Because there are so many possible combinations of the 20 amino acids, we produce many different HLA molecules to present peptides and many different specialised T-cells to recognise them. Coeliac patients have been dealt a rotten hand here – they have genes that produce one or two HLA versions with a particular affinity for these specific long, sticky strings of gluten residues.
Then, one of their T-cells mistakenly recognises this particular peptide presentation as being harmful, and unleashes a massive inflammatory response that damages the lining of the intestine and produces autoantibodies that can go on to attack other organ systems.
“The thing that makes this extraordinary is that this [peptide presentation] just happens to be the lock that this [T-cell receptor] key fits,” says Reid. “It’s just terribly bad luck.”
Right now, coeliac patients have just one option to keep the train wreck at bay: cut gluten out of their diets completely.
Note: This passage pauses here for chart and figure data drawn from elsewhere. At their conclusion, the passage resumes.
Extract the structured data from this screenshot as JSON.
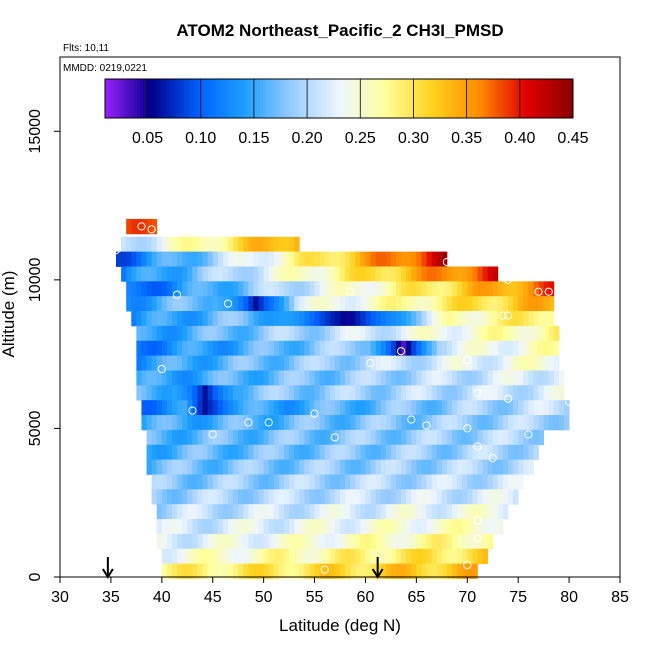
{
  "chart_data": {
    "type": "heatmap",
    "title": "ATOM2 Northeast_Pacific_2 CH3I_PMSD",
    "flights_label": "Flts: 10,11",
    "dates_label": "MMDD: 0219,0221",
    "xlabel": "Latitude (deg N)",
    "ylabel": "Altitude (m)",
    "xlim": [
      30,
      85
    ],
    "ylim": [
      0,
      17500
    ],
    "x_ticks": [
      30,
      35,
      40,
      45,
      50,
      55,
      60,
      65,
      70,
      75,
      80,
      85
    ],
    "y_ticks": [
      0,
      5000,
      10000,
      15000
    ],
    "colorbar": {
      "range": [
        0.01,
        0.45
      ],
      "ticks": [
        "0.05",
        "0.10",
        "0.15",
        "0.20",
        "0.25",
        "0.30",
        "0.35",
        "0.40",
        "0.45"
      ],
      "colors": [
        "#9a20ff",
        "#00008b",
        "#0060ff",
        "#1ea0ff",
        "#99ccff",
        "#eef6ff",
        "#ffff99",
        "#ffd21e",
        "#ff8c00",
        "#e00000",
        "#8b0000"
      ]
    },
    "arrows_at_latitude": [
      34.7,
      61.2
    ],
    "bands": [
      {
        "alt": 11800,
        "from": 36.5,
        "to": 39.5,
        "ends": [
          0.36,
          0.4
        ]
      },
      {
        "alt": 11200,
        "from": 36.0,
        "to": 53.5,
        "ends": [
          0.2,
          0.36
        ]
      },
      {
        "alt": 10700,
        "from": 35.5,
        "to": 68.0,
        "ends": [
          0.1,
          0.42
        ]
      },
      {
        "alt": 10200,
        "from": 36.0,
        "to": 73.0,
        "ends": [
          0.12,
          0.4
        ]
      },
      {
        "alt": 9700,
        "from": 36.5,
        "to": 78.5,
        "ends": [
          0.1,
          0.38
        ]
      },
      {
        "alt": 9200,
        "from": 36.5,
        "to": 78.5,
        "ends": [
          0.14,
          0.34
        ]
      },
      {
        "alt": 8700,
        "from": 37.0,
        "to": 78.5,
        "ends": [
          0.13,
          0.3
        ]
      },
      {
        "alt": 8200,
        "from": 37.5,
        "to": 79.0,
        "ends": [
          0.14,
          0.28
        ]
      },
      {
        "alt": 7700,
        "from": 37.5,
        "to": 79.0,
        "ends": [
          0.12,
          0.26
        ]
      },
      {
        "alt": 7200,
        "from": 37.5,
        "to": 79.0,
        "ends": [
          0.14,
          0.25
        ]
      },
      {
        "alt": 6700,
        "from": 37.5,
        "to": 79.5,
        "ends": [
          0.14,
          0.23
        ]
      },
      {
        "alt": 6200,
        "from": 37.5,
        "to": 79.5,
        "ends": [
          0.16,
          0.22
        ]
      },
      {
        "alt": 5700,
        "from": 38.0,
        "to": 80.0,
        "ends": [
          0.12,
          0.21
        ]
      },
      {
        "alt": 5200,
        "from": 38.0,
        "to": 80.0,
        "ends": [
          0.15,
          0.2
        ]
      },
      {
        "alt": 4700,
        "from": 38.5,
        "to": 77.5,
        "ends": [
          0.16,
          0.2
        ]
      },
      {
        "alt": 4200,
        "from": 38.5,
        "to": 77.0,
        "ends": [
          0.16,
          0.2
        ]
      },
      {
        "alt": 3700,
        "from": 38.5,
        "to": 76.5,
        "ends": [
          0.17,
          0.2
        ]
      },
      {
        "alt": 3200,
        "from": 39.0,
        "to": 75.5,
        "ends": [
          0.18,
          0.21
        ]
      },
      {
        "alt": 2700,
        "from": 39.0,
        "to": 75.0,
        "ends": [
          0.19,
          0.22
        ]
      },
      {
        "alt": 2200,
        "from": 39.5,
        "to": 74.0,
        "ends": [
          0.2,
          0.24
        ]
      },
      {
        "alt": 1700,
        "from": 39.5,
        "to": 73.5,
        "ends": [
          0.21,
          0.26
        ]
      },
      {
        "alt": 1200,
        "from": 39.5,
        "to": 72.5,
        "ends": [
          0.22,
          0.28
        ]
      },
      {
        "alt": 700,
        "from": 40.0,
        "to": 72.0,
        "ends": [
          0.24,
          0.31
        ]
      },
      {
        "alt": 200,
        "from": 40.0,
        "to": 71.0,
        "ends": [
          0.28,
          0.33
        ]
      }
    ],
    "dark_spots": [
      {
        "alt": 9200,
        "from": 45.0,
        "to": 53.0,
        "value": 0.06
      },
      {
        "alt": 8700,
        "from": 48.0,
        "to": 68.0,
        "value": 0.05
      },
      {
        "alt": 7700,
        "from": 60.0,
        "to": 67.0,
        "value": 0.03
      },
      {
        "alt": 6200,
        "from": 41.0,
        "to": 47.0,
        "value": 0.06
      },
      {
        "alt": 5700,
        "from": 42.0,
        "to": 46.0,
        "value": 0.06
      }
    ],
    "points": [
      {
        "lat": 35.5,
        "alt": 11000
      },
      {
        "lat": 38.0,
        "alt": 11800
      },
      {
        "lat": 39.0,
        "alt": 11700
      },
      {
        "lat": 41.5,
        "alt": 9500
      },
      {
        "lat": 46.5,
        "alt": 9200
      },
      {
        "lat": 58.5,
        "alt": 9600
      },
      {
        "lat": 68.0,
        "alt": 10600
      },
      {
        "lat": 74.0,
        "alt": 10000
      },
      {
        "lat": 77.0,
        "alt": 9600
      },
      {
        "lat": 78.0,
        "alt": 9600
      },
      {
        "lat": 73.5,
        "alt": 8800
      },
      {
        "lat": 74.0,
        "alt": 8800
      },
      {
        "lat": 40.0,
        "alt": 7000
      },
      {
        "lat": 60.5,
        "alt": 7200
      },
      {
        "lat": 63.5,
        "alt": 7600
      },
      {
        "lat": 70.0,
        "alt": 7300
      },
      {
        "lat": 71.0,
        "alt": 6200
      },
      {
        "lat": 43.0,
        "alt": 5600
      },
      {
        "lat": 55.0,
        "alt": 5500
      },
      {
        "lat": 74.0,
        "alt": 6000
      },
      {
        "lat": 80.0,
        "alt": 5900
      },
      {
        "lat": 45.0,
        "alt": 4800
      },
      {
        "lat": 48.5,
        "alt": 5200
      },
      {
        "lat": 50.5,
        "alt": 5200
      },
      {
        "lat": 57.0,
        "alt": 4700
      },
      {
        "lat": 64.5,
        "alt": 5300
      },
      {
        "lat": 66.0,
        "alt": 5100
      },
      {
        "lat": 70.0,
        "alt": 5000
      },
      {
        "lat": 71.0,
        "alt": 4400
      },
      {
        "lat": 72.5,
        "alt": 4000
      },
      {
        "lat": 76.0,
        "alt": 4800
      },
      {
        "lat": 71.0,
        "alt": 1900
      },
      {
        "lat": 71.0,
        "alt": 1300
      },
      {
        "lat": 56.0,
        "alt": 250
      },
      {
        "lat": 70.0,
        "alt": 400
      }
    ]
  }
}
Patients who don’t comply are at risk of a whole host of problems down the road, including anaemia, osteoporosis, secondary autoimmune diseases such as type 1 diabetes, and intestinal cancers.
The problem, says Reid, is that it’s really hard to keep gluten out of your diet. “It’s in everything, especially processed foods. You only need to have a tiny little bit of contamination to damage the gut. It doesn’t always repair, and that’s the problem. Over time it gets worse.”
It’s important to distinguish coeliac disease from a food sensitivity, he adds. “If the genes for coeliac aren’t present, it’s not coeliac,” he says.
The interactions exposed in Reid’s x-ray crystallography studies have opened a possible treatment avenue. Out of the many different strings of amino acids produced when gluten is broken down in the gastrointestinal tract, we know that there are only a select few that are dominant in triggering the cascade of events leading to inflammation in coeliac patients.
That provides a possible window for intervention. “You could use vaccination to induce a state of tolerance,” he explains. “Exposing the immune system to a cocktail of these problematic gluten peptides through the skin trains the immune system to recognise them as harmless.”
If a patient had been "tolerised" in this way, the long, sticky strings of amino acids would not culminate in the unfortunate inflammatory response, because other T cells in the immune system, called T regulatory cells, would have been trained to quash the attack.
"You only need to have tiny little bit of contamination to damage the gut. It doesn’t always repair, and that’s the problem. Over time it gets worse.”
So perhaps one day people with coeliac disease will be able to have their cake and eat it, too. But Reid points out that there are still many unanswered questions about the disease.
The genes expressed by all coeliac patients are found in 20 to 30 per cent of the general population, yet only two to three per cent of those people have the disease. Nobody really knows why so many aren’t getting sick. We also don’t fully understand what triggers its onset, although there’s evidence it might be the fallout from an infection or a particularly stressful event.
“It’s a bit of a black box,” says Dr Reid. “There are many other genes and environmental factors associated with coeliac disease.”
Perhaps the most interesting mystery is why many coeliac patients produce highly similar T-cells that recognise these amino acid strings in the first place. It’s extraordinary, Dr Reid says, that people of different genetic backgrounds would all generate such similar T-cell receptor sequences. “We’re trying to understand the molecular basis of that,” he says.